True but it's still a red flag not to be taken lightly. I will agree with you except i'm just trying to look at it from the therapists perspective as to why he is asking not to masturbate and see how dysphoria is affected. If someone only has gender dysphoria when they are sexually aroused it is a red flag.
"For transpeople, using the right pronoun is NOT simply a 'political correctness' issue. It's core to the entire struggle transpeople go through. Using the wrong pronoun means 'I don't recognize you as who you are.' It means 'I think you're confused, delusional, or mentally I'll.'. It means 'you're not important enough for me to acknowledge your struggle.'"
  •  

Natkat

I dont think you should lie but I do understand you.
I actually had some problems after starting T cause I am so sexual, I currently I dont remember when I have gone more than 3 days without mastrubation (or other sexual pleasures)

even when this is pretty common for most people on T you can actually also be addictive to sexual plesures the same way you can be addictive to alcohol or smoking.

but this dose not nessesarry has anything to do with your gender, even if you have sexual fantasies who involds genders as female or male, dosent mean you are or arnt transgender.
  •  

suzifrommd

Quote from: MaidofOrleans on March 18, 2013, 09:41:29 AM
If someone only has gender dysphoria when they are sexually aroused it is a red flag.

Definitely a good point, though I didn't read that concern from the OP.

It seems like OP's therapist has almost changed the focus of the sessions. He's not even talking anymore about what arouses OP, now it's about why OP can't stop self-stimulation.

In contrast with what some other posters think, I can't imagine that to be helpful or constructive.
Have you read my short story The Eve of Triumph?
  •  

Julie Marie

Reading the original post, my gut was telling me the therapist wasn't addressing the reason the OP went to see him in the first place, but rather trying to control his client.  I've been post-op for 4 years now and I masturbated to within a week of GRS.  One GRS surgeon actually recommended that to increase your chances of being able to orgasm post-op.  I didn't go looking for a counter to that.  Orgasm feels too good.

There really isn't enough information to go on in the original post to arrive at this conclusion, but I'm thinking the therapist needs to brush up on his transgender skills.  The whole mental health aspect of treatment is changing very fast, as more and more people are finding the courage to come out and be themselves.  One can no longer sit on his or her laurels and expect to provide the best treatment for their clients.
When you judge others, you do not define them, you define yourself.
  •  

luna

I had a therapist tell me the same thing.
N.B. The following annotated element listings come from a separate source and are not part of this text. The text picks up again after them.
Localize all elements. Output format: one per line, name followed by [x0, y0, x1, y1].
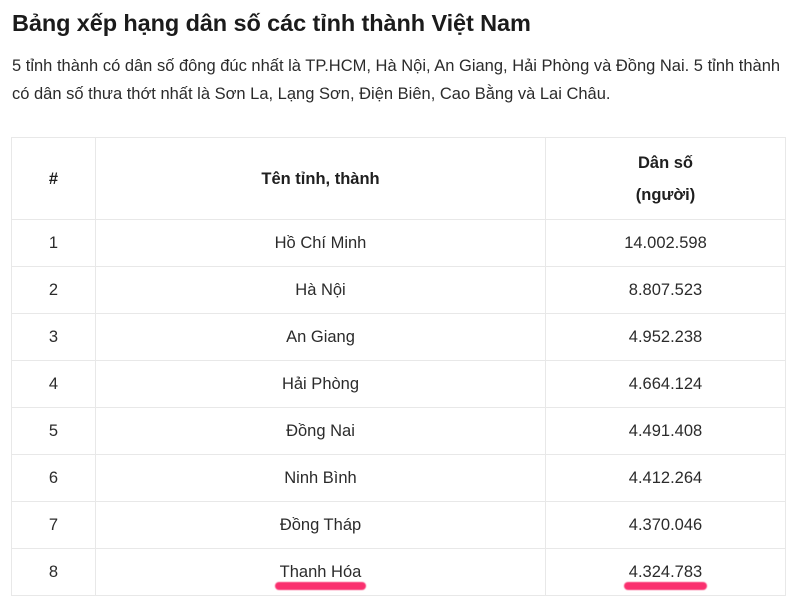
cell-rank: 5: [11, 407, 96, 455]
article-intro-paragraph: 5 tỉnh thành có dân số đông đúc nhất là …: [12, 57, 781, 103]
cell-population: 14.002.598: [545, 219, 786, 267]
table-row: 1 Hồ Chí Minh 14.002.598: [11, 219, 786, 267]
population-table-container: # Tên tỉnh, thành Dân số (người) 1 Hồ Chí…: [11, 137, 786, 596]
cell-rank: 7: [11, 501, 96, 549]
cell-province-name: Hải Phòng: [95, 360, 546, 408]
cell-rank: 3: [11, 313, 96, 361]
page-title: Bảng xếp hạng dân số các tỉnh thành Việt…: [12, 10, 531, 36]
cell-province-name: Thanh Hóa: [95, 548, 546, 596]
table-row: 2 Hà Nội 8.807.523: [11, 266, 786, 314]
table-header: # Tên tỉnh, thành Dân số (người): [11, 137, 786, 220]
table-header-row: # Tên tỉnh, thành Dân số (người): [11, 137, 786, 220]
highlighted-province-name: Thanh Hóa: [279, 563, 362, 581]
cell-rank: 1: [11, 219, 96, 267]
column-header-province-name: Tên tỉnh, thành: [95, 137, 546, 220]
cell-population: 4.324.783: [545, 548, 786, 596]
population-ranking-table: # Tên tỉnh, thành Dân số (người) 1 Hồ Chí…: [11, 137, 786, 596]
column-header-rank: #: [11, 137, 96, 220]
cell-population: 4.664.124: [545, 360, 786, 408]
cell-province-name: Đồng Tháp: [95, 501, 546, 549]
table-row: 6 Ninh Bình 4.412.264: [11, 454, 786, 502]
cell-province-name: An Giang: [95, 313, 546, 361]
cell-rank: 4: [11, 360, 96, 408]
cell-population: 4.491.408: [545, 407, 786, 455]
table-row: 5 Đồng Nai 4.491.408: [11, 407, 786, 455]
column-header-population-title: Dân số: [637, 153, 693, 172]
cell-province-name: Đồng Nai: [95, 407, 546, 455]
table-row: 3 An Giang 4.952.238: [11, 313, 786, 361]
table-row: 8 Thanh Hóa 4.324.783: [11, 548, 786, 596]
table-row: 7 Đồng Tháp 4.370.046: [11, 501, 786, 549]
column-header-population: Dân số (người): [545, 137, 786, 220]
cell-population: 8.807.523: [545, 266, 786, 314]
table-body: 1 Hồ Chí Minh 14.002.598 2 Hà Nội 8.807.523 3 A…: [11, 219, 786, 596]
cell-rank: 6: [11, 454, 96, 502]
cell-rank: 8: [11, 548, 96, 596]
column-header-population-unit: (người): [635, 185, 696, 204]
cell-rank: 2: [11, 266, 96, 314]
cell-population: 4.370.046: [545, 501, 786, 549]
cell-province-name: Ninh Bình: [95, 454, 546, 502]
table-row: 4 Hải Phòng 4.664.124: [11, 360, 786, 408]
cell-province-name: Hồ Chí Minh: [95, 219, 546, 267]
cell-province-name: Hà Nội: [95, 266, 546, 314]
cell-population: 4.952.238: [545, 313, 786, 361]
cell-population: 4.412.264: [545, 454, 786, 502]
highlighted-population-value: 4.324.783: [628, 563, 703, 581]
I fired him.


  •  

Lorri Kat

Quote from: MaidofOrleans on March 18, 2013, 09:41:29 AM
True but it's still a red flag not to be taken lightly. I will agree with you except i'm just trying to look at it from the therapists perspective as to why he is asking not to masturbate and see how dysphoria is affected. If someone only has gender dysphoria when they are sexually aroused it is a red flag.

I agree and believe that is what the therapist is trying to find out.